Set the percentage of failed emails that the set policy should apply to. As in the example above, you could send to ‘quarantine’ only 10% of emails, the other 90% would be treated as though a ‘none’ policy was applied. The value should be a number between 1 and 100.

sp

Set a specific policy for emails sent from subdomains. For example, you could choose to ignore failed emails sent from the main domain (p=’none’) but quarantine those sent from subdomains.

adkim

You can choose here the aforementioned approach to how strict DMARC should be when comparing the sender’s domain against DKIM’s ‘d’ tag. As mentioned earlier, ‘strict’ and ‘relaxed’ are the possible options. By default, the approach is ‘relaxed’.

aspf

The same choice, just for SPF alignment.
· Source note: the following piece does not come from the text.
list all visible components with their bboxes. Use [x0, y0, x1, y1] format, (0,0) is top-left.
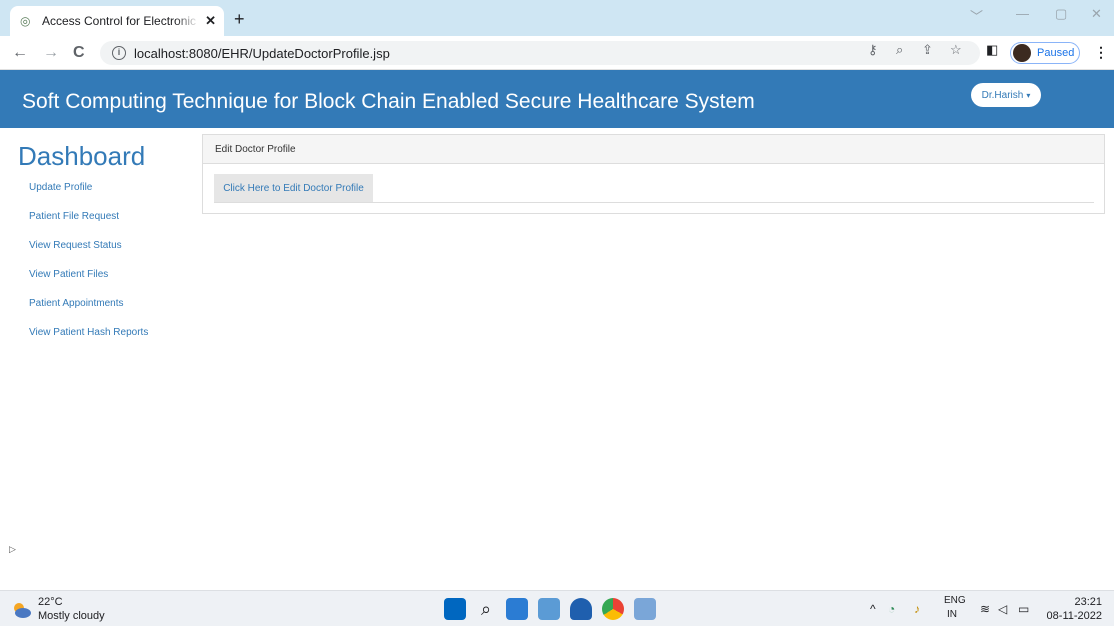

You decide whether SPF should aim for a perfect match of “envelope from’ domain and “return-path” address or if subdomains of “envelope from” domain should be also allowed. As above, you can choose to be ‘strict’ or ‘relaxed’.

ri

Sets the intervals for how often you want to receive aggregate reports (‘rua’ tag). The value is expressed in seconds, by default it’s 86400 (every 24 hours).

fo

Settings for the forensics reports (‘ruf’ tag). You can choose to send the report if: ‘0’ – if all underlying checks fail to return a positive DMARC result, ‘1’ – if any mechanism fails, ‘d’ – if DKIM failed to verify, ‘s’ – if SPF failed to verify. By default, it’s ‘0’.

Why you should use DMARC?

We said it already but it’s worth repeating it once again – DMARC is the most effective way of protecting yourself from spoofing. Period. This alone should be a good enough reason to add the implementation of DMARC to your next sprint. 

If you already have SPF and/or DKIM set up (and most companies have at least one of them), adding DMARC is just a few extra lines to be included in your DNS records. They’re not very complex too as you could see in the example above.

The often-referenced example comes from the UK’s Her Majesty Revenue & Customs agency. As you could guess, their domain HMRC.gov.uk is one of the most spoofed domains in the country. Who wouldn’t like to collect some extra taxes from their fellow peers, right?

HMRC estimates that the number of phishing emails sent from their domain decreased by 500 million in just 1,5 years after the implementation of DMARC. On top of that, adding this verification also significantly boosted the delivery rates of their legitimate emails. That’s something definitely worth a mention too. 

DMARC is widely known to be the most effective weapon against spoofers. It comes with two main benefits:

  • Cybercriminals are much more likely to give up on trying to spoof a domain if they see a (properly configured) DMARC records in the domain’s DNS. They realize their chances of succeeding are close to none so often they won’t even attempt to spoof it. Instead, they’ll look for a much easier target. The implementation of DMARC is not widespread yet so it won’t be hard to find something more worthwhile of their time.
  • Receiving servers also know that emails coming from DMARC-secured domains are much more likely to be legit than those secured with just one of the other authentication methods (not to mention those without any security). As such, if an email passed a DMARC check, it will be way more likely to be delivered than another message that came without it. And that was the whole point of sending an email, right?

Final Words

Email security is never to be underestimated. The bigger you are, the more you have to lose if someone spoofs your accounts and tricks your customers into something you probably wouldn’t approve of. Given how easy it is to add each method and how much you gain by having them all properly set up, there’s little reason not to give them a try.

What’s absolutely cool about DMARC is that you can start with a ‘none’ policy and observe what happens. This basically means that your emails will be going through the relevant checks on the receiving side but if they fail, it won’t influence your deliverability. On top of that, you’ll receive tons of data via the DMARC reports so you can quickly identify if someone is trying to spoof your domain or if a problem lies on your side. Use this data to improve your processes and you’ll see the results in no time.